The massive Sony Pictures hack attributed to North Korea has become a wake-up call for the Obama administration, which is creating a new cyberterrorism agency designed to consolidate intelligence about cyberthreats and cyberattacks gathered from multiple sources.
Lisa Monaco, presidential adviser for homeland security and counterterrorism, said in a speech at the Woodrow Wilson International Center for Scholars on Tuesday that the new agency's goal is to send out warnings to both the public and private sectors when a cyberattack is imminent. Called the Cyber Threat Intelligence Integration Center (CTIIC), the new agency will share new information about cyberthreats based on intelligence gathered from government agencies, private companies, and consumer groups.

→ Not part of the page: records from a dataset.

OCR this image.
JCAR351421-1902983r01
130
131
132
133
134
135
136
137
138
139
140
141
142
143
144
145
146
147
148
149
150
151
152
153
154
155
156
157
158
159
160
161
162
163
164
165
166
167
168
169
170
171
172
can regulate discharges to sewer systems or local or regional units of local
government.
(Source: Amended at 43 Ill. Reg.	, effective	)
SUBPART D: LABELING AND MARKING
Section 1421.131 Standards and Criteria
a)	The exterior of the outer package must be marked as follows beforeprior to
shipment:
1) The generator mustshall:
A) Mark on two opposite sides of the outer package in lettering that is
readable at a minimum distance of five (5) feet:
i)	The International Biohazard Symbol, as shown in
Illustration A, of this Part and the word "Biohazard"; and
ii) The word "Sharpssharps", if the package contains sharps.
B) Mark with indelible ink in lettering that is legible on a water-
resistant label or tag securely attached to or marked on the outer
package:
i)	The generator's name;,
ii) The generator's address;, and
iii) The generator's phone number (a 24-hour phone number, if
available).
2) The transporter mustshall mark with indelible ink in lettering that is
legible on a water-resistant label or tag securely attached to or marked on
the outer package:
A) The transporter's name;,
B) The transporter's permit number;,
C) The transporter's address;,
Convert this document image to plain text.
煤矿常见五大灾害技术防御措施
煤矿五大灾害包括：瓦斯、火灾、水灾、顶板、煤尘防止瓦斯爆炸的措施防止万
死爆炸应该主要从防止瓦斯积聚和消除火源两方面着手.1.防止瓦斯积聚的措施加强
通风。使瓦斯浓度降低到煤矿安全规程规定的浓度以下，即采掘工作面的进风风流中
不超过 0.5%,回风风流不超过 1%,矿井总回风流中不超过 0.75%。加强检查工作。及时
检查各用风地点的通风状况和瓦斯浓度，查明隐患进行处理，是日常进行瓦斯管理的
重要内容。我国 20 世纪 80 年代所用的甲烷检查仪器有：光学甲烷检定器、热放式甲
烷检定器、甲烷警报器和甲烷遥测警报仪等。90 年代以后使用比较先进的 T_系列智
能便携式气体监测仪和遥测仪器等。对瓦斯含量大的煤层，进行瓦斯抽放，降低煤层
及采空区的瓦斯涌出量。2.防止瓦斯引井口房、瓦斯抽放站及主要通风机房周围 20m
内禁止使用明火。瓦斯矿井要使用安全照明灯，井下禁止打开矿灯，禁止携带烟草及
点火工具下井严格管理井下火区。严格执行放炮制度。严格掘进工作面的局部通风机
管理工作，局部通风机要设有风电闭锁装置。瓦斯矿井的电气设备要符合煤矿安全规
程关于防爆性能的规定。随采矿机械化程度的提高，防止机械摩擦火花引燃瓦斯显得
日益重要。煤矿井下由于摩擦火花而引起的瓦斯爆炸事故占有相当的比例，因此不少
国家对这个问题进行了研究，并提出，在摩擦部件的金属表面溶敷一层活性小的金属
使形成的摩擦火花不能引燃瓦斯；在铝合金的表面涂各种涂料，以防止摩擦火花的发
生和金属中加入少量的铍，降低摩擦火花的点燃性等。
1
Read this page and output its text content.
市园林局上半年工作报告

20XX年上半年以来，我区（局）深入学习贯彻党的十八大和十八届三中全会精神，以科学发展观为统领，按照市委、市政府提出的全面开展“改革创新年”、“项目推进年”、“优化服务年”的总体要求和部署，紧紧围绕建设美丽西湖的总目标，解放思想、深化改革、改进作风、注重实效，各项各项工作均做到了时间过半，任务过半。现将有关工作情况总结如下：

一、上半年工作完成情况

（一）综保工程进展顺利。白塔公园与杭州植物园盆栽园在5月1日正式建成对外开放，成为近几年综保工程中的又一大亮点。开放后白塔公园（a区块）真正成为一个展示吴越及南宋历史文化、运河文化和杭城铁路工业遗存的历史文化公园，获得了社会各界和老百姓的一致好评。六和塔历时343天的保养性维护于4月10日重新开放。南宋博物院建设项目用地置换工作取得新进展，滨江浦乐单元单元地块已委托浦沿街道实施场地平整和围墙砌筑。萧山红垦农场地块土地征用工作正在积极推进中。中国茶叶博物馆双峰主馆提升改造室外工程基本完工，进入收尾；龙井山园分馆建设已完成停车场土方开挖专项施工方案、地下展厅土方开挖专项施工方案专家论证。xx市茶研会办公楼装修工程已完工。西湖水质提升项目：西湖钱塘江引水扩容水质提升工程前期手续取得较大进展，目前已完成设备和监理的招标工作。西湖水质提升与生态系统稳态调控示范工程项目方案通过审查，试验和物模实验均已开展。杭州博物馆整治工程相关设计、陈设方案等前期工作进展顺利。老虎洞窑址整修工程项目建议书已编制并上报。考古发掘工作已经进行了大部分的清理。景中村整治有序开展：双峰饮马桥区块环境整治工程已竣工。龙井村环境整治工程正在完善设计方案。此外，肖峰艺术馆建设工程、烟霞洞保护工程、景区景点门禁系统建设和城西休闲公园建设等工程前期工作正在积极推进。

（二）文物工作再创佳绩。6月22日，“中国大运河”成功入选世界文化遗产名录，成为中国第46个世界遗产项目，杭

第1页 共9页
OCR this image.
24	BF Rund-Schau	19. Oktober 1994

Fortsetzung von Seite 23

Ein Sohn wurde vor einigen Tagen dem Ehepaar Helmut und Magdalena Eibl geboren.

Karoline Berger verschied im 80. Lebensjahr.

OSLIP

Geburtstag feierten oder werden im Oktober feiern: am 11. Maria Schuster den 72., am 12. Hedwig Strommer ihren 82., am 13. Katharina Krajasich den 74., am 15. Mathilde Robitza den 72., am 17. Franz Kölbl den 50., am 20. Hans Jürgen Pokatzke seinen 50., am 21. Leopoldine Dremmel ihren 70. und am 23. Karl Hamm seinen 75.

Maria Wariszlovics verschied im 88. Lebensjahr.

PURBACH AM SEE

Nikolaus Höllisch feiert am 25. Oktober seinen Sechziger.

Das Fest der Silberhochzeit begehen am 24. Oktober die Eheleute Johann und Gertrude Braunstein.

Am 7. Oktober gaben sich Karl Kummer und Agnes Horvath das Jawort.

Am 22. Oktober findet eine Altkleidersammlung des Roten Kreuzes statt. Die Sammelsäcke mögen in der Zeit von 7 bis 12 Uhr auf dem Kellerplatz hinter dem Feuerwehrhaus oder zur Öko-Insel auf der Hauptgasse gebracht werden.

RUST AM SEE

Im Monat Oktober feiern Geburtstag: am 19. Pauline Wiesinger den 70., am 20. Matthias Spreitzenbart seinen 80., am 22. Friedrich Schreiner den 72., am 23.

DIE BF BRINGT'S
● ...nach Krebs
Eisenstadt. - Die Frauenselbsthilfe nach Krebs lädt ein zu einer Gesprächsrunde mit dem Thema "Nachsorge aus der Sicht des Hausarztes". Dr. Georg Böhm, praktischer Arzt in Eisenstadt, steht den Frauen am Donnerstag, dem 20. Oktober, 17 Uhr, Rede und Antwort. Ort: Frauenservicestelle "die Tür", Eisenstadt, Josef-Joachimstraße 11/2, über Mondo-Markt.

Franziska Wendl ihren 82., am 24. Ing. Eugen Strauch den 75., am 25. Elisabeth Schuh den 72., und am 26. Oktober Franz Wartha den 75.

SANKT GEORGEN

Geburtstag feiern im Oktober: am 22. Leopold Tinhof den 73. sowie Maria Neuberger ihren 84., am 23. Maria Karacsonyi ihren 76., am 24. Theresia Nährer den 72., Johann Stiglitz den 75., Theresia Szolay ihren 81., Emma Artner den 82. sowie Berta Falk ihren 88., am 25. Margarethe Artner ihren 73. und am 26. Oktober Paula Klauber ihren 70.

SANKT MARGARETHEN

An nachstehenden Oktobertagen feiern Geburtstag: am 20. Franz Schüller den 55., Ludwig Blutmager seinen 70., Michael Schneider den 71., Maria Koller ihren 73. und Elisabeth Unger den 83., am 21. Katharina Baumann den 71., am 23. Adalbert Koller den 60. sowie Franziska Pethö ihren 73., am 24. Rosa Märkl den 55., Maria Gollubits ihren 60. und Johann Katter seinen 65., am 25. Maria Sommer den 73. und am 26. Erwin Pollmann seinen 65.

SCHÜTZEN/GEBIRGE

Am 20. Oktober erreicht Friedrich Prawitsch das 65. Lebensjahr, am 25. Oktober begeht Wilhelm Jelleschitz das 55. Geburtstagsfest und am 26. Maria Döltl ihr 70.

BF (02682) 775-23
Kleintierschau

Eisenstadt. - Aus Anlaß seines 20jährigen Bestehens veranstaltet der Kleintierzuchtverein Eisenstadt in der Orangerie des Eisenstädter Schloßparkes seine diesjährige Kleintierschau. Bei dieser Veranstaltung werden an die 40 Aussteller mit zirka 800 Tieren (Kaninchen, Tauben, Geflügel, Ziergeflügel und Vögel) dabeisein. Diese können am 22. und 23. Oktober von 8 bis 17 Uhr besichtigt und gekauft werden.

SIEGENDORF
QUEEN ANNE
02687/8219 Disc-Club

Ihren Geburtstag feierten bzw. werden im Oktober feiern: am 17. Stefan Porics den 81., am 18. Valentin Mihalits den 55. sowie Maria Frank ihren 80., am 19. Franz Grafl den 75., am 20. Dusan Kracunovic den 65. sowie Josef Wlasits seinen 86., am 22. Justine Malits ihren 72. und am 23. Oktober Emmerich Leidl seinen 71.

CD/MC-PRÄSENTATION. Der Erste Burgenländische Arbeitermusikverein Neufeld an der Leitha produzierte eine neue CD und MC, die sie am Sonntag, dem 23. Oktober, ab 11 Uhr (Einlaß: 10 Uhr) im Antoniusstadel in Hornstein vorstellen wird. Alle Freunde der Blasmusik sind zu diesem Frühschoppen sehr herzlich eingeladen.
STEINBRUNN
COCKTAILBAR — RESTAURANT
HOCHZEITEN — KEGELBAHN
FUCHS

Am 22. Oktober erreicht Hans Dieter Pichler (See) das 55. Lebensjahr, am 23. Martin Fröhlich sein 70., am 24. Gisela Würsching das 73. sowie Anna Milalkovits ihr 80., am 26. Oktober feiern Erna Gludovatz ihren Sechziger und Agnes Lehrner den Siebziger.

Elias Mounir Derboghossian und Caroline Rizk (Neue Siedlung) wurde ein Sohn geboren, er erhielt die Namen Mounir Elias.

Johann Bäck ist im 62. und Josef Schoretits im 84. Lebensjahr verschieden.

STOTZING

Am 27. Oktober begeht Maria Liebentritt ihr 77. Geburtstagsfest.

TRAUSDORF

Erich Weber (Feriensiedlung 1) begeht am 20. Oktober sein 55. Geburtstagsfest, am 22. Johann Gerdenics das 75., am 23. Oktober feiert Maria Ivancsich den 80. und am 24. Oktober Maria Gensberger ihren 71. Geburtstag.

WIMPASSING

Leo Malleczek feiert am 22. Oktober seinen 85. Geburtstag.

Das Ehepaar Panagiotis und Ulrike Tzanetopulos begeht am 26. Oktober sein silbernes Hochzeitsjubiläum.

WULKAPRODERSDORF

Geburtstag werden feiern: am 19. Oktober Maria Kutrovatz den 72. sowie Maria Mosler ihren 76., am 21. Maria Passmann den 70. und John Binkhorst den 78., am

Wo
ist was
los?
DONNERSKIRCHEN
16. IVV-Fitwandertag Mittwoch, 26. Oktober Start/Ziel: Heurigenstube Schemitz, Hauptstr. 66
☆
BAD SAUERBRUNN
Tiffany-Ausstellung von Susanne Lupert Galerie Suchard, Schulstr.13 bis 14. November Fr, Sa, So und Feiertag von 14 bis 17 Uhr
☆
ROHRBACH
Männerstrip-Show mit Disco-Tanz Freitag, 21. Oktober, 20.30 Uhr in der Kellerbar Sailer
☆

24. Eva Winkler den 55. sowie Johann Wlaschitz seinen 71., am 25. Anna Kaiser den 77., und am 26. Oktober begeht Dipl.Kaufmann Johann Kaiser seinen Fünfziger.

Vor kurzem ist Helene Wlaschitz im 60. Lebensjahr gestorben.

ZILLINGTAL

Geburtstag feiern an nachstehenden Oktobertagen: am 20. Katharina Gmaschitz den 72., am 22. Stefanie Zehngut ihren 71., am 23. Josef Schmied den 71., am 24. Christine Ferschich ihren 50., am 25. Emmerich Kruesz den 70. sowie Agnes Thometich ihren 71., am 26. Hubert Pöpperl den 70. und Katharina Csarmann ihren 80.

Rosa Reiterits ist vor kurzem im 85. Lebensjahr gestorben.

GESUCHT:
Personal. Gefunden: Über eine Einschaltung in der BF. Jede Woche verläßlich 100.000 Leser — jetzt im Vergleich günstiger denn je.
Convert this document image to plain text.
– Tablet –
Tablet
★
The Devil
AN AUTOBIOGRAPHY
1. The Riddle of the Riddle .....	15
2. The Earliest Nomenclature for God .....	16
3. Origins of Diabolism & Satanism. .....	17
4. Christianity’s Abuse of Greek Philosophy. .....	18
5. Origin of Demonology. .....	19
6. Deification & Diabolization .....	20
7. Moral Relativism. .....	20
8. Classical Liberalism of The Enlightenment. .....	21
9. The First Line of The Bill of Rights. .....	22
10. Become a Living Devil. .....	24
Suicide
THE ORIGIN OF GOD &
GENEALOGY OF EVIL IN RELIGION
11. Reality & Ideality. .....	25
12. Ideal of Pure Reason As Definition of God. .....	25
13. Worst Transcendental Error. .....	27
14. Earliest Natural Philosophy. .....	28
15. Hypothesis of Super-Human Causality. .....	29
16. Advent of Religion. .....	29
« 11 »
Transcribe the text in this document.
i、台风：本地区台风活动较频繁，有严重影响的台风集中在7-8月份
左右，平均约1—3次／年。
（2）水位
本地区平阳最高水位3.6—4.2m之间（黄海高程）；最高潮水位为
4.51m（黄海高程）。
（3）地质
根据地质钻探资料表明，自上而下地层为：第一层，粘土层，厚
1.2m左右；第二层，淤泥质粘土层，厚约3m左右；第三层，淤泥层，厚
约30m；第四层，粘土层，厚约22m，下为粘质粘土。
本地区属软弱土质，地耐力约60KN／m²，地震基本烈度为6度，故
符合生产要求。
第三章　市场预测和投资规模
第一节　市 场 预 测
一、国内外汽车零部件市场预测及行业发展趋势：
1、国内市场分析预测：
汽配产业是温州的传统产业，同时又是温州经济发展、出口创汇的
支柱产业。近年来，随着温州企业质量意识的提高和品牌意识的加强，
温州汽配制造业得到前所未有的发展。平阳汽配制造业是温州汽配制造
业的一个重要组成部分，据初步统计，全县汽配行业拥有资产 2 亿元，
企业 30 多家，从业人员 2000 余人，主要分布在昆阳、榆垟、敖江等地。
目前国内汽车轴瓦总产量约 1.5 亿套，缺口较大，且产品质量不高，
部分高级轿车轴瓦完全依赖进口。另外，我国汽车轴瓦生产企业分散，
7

"The cyberthreat is one of the greatest threats we face, and policymakers and operators will benefit from having a rapid source of intelligence," says Monaco in an interview with the Washington Post. "It will help ensure that we have the same integrated, all-tools approach to the cyberthreat that we have developed to combat terrorism."
Monaco is referring to the National Counterterrorism Center, which was created in the wake of the Sept. 11 attacks in 2001 to centralize all intelligence coming in from various government agencies about terrorist plots. She says the government needs to develop the same "muscle memory" for responding to online attacks as it does to physical threats.
Several agencies already operate within the realm of cyberwarfare, including the Federal Bureau of Investigation (FBI), the National Security Agency (NSA), the Department of Homeland Security (DHS), and the U.S. Cyber Command. However, none of these agencies are tasked with the responsibility to centralize the intelligence and distribute it among the other agencies. This is where the CTIIC is needed, says Monaco.
The move was largely influenced by the massive digital hack of Sony Pictures' entire computer network; an attack that the U.S. government has attributed to North Korea, which it believes is retaliating for "The Interview," a movie that's based on the assassination of North Korean leader Kim Jong-un. Monaco says when U.S. President Barack Obama wanted details about the hack, six different agencies gave six different views - all pointing to North Korea but with varying degrees of confidence in their conclusion.
"The CTIIC is intended to fill these gaps," Monaco said.
She also pointed out several high-profile organizations that have become the target of cyberattacks in recent months, including the U.S. Postal Service, CENTCOM, JP Morgan, Home Depot, and most recently, Anthem, but said that the Sony Pictures hack was the "game-changer because it wasn't about profit" but it was about "a dictator trying to impose censorship and prevent the exercise of free expression."
Critics point out that the new agency can just as easily slow down government responses to cyberthreats. As former White House cybersecurity coordinator Melissa Hathaway says, both the FBI and the NSA already have their own cyber-operations centers, and creating more agencies could clog up the intelligence pathway.
"We should not be creating more organizations and bureaucracy," Hathaway, who is now president of Hathaway Global Strategies, says. "We need to be forcing the existing organizations to become more effective - hold them accountable."
However, Monaco turned down such arguments, saying that the new agency will not overlap with the tasks of other agencies. Instead, the CTIIC will work alongside other agencies to help them focus on their core responsibilities - investigations for the FBI, coordinating with the private sector for DHS, etc. - while the new agency provides each agency a useful analysis of existing and impending threats.